How to conquer your weight loss resolution
Spending less, quitting smoking and falling in love are among the top ten New Year's Resolutions according to a study performed by the University of Scranton but the resolution that tops the list is losing weight -- and experts say it's an attainable goal if you know how to approach it.
"Set small goals, don't start off with a big goal. Set up a small one, let's say you want to lose five pounds by the end of the month, do that and once you reach that one, set another one," said Reanna Vorse, the front desk manager at Tony's Gym.
Licensed Professional Counselor Andy Martin says his best advice to clients looking to change their life is to pick one area to change and look at it as a lifestyle, not a new hobby.
"Lifestyle changes are going to be much more realistic than 'do something intensely for four weeks and then not be able to sustain that level of intensity and it falls off' and that's why so many resolutions seem to fail," said Martin.
Martin also says changing the way you live is one of the most difficult things someone can do so try not to overcomplicate it by setting goals that aren't realistic, like having a perfectly easy weight-loss journey.

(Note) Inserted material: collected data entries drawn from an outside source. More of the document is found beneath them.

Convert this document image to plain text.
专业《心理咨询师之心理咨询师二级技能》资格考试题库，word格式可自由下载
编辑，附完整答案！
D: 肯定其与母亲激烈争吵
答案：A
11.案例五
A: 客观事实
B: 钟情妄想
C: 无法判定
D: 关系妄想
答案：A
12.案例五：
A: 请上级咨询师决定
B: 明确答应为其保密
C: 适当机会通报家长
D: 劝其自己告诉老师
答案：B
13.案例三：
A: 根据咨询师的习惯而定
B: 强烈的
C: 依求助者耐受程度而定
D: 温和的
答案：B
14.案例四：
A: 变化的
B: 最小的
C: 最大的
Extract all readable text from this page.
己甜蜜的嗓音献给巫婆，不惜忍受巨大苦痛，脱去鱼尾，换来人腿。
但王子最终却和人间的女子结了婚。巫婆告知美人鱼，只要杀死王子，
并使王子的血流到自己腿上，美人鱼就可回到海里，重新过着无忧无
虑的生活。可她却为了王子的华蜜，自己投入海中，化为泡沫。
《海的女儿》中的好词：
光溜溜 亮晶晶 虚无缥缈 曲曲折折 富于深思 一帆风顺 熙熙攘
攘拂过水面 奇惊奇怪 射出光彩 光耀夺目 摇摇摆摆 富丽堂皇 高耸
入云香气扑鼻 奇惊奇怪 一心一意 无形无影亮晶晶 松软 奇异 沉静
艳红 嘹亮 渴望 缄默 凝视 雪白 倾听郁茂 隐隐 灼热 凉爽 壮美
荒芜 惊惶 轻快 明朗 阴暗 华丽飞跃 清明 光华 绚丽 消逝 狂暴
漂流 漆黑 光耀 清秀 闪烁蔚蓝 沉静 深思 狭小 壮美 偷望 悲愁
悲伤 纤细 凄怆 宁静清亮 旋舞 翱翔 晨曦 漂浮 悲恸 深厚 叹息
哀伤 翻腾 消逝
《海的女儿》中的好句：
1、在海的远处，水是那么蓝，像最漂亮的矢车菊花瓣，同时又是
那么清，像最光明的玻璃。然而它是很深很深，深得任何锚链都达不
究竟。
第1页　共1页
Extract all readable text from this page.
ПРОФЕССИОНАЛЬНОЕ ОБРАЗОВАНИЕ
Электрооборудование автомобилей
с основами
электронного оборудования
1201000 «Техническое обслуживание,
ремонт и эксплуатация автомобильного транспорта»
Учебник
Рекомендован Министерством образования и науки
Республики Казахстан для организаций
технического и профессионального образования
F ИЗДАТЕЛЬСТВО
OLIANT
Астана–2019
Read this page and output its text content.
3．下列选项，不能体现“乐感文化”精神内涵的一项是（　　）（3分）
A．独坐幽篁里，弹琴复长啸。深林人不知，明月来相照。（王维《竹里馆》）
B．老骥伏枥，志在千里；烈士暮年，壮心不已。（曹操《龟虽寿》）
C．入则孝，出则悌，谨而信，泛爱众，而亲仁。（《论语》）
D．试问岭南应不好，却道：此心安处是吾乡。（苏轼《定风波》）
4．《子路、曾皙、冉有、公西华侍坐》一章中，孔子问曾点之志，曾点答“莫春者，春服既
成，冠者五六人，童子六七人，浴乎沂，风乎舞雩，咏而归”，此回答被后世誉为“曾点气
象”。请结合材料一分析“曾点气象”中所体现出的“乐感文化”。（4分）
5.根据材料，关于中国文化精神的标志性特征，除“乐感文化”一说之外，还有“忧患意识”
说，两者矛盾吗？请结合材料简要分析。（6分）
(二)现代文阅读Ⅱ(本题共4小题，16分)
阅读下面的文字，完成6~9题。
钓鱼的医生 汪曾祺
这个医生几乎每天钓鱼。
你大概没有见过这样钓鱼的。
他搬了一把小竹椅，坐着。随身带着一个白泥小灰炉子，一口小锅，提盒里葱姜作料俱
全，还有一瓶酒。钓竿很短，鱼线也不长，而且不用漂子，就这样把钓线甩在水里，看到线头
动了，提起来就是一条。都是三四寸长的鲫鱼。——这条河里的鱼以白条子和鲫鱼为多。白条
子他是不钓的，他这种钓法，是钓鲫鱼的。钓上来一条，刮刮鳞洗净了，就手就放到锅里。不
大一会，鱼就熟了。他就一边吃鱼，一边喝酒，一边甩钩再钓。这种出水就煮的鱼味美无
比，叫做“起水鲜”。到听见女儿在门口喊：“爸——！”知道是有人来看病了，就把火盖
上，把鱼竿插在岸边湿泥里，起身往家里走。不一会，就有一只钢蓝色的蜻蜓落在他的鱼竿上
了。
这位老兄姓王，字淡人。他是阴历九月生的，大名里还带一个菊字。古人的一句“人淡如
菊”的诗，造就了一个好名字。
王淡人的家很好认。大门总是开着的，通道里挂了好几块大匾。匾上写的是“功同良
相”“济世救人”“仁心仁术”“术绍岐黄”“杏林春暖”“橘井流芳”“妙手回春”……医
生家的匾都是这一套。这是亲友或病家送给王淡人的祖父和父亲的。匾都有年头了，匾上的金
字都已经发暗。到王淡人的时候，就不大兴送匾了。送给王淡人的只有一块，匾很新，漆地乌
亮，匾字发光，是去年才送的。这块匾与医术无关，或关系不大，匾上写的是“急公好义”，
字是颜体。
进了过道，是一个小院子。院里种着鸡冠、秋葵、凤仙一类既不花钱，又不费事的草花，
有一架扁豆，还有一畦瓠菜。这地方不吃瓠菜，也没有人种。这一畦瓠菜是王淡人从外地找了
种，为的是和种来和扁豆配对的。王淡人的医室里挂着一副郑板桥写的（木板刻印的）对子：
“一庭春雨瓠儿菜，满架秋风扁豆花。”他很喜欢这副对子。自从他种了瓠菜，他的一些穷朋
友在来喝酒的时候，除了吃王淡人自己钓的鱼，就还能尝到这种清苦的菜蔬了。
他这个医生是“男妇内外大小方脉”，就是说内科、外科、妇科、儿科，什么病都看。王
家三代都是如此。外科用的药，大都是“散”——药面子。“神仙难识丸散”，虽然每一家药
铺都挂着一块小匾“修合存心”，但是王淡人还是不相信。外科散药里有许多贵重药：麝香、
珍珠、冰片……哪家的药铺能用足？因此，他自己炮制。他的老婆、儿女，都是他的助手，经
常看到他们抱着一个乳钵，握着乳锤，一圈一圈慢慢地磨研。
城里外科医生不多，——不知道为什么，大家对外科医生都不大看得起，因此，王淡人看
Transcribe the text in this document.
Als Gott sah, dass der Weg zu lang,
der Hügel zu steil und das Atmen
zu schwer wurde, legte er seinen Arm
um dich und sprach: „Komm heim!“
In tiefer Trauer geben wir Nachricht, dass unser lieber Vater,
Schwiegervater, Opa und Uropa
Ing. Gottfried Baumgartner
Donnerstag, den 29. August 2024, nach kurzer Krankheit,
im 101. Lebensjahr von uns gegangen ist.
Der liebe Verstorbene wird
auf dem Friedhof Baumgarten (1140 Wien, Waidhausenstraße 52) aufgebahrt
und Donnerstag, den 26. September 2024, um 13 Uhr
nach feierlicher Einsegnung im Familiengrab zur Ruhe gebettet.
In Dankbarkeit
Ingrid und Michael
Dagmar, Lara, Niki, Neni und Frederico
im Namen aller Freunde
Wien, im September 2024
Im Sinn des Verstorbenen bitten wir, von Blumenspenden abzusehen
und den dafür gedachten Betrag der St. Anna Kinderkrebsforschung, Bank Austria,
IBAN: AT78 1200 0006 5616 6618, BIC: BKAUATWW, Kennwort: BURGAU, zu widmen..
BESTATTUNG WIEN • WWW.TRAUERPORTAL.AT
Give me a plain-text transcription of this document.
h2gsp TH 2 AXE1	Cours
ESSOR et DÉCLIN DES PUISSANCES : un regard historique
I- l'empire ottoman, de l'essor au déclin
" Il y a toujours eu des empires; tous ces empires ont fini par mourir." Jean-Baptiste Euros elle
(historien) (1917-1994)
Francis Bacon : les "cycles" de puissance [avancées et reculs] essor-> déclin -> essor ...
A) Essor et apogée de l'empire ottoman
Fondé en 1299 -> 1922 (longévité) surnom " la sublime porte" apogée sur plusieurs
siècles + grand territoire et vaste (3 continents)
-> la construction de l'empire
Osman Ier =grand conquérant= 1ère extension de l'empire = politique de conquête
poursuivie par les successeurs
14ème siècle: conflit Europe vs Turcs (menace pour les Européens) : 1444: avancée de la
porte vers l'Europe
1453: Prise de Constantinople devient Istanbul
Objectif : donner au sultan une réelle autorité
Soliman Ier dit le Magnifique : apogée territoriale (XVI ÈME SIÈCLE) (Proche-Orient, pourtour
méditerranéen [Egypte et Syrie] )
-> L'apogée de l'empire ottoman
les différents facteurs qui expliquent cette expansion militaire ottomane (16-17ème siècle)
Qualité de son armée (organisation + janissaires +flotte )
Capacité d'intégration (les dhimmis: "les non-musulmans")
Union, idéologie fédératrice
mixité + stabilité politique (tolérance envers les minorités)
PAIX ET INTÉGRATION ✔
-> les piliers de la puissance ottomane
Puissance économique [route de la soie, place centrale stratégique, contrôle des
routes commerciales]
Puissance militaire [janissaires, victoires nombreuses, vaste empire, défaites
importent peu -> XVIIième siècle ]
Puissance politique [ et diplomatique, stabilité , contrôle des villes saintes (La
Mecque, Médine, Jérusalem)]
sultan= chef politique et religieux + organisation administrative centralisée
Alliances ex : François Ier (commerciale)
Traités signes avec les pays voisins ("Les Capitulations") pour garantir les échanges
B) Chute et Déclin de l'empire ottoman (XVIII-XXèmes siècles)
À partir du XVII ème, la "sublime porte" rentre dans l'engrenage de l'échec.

"The trend overall for anything that improves over time is an up and down trend that gets better as you go so one of the main things to remember with any kind of resolution is you're going to have days that are setbacks. Don't bail."
If you've had a bad week and are struggling to hit the treadmill, having a gym buddy makes you less likely to make excuses and more likely to stay on track. As an employee at a local gym, Vorse says the most successful weight loss stories come from the people who work out because they want to, not because they have to.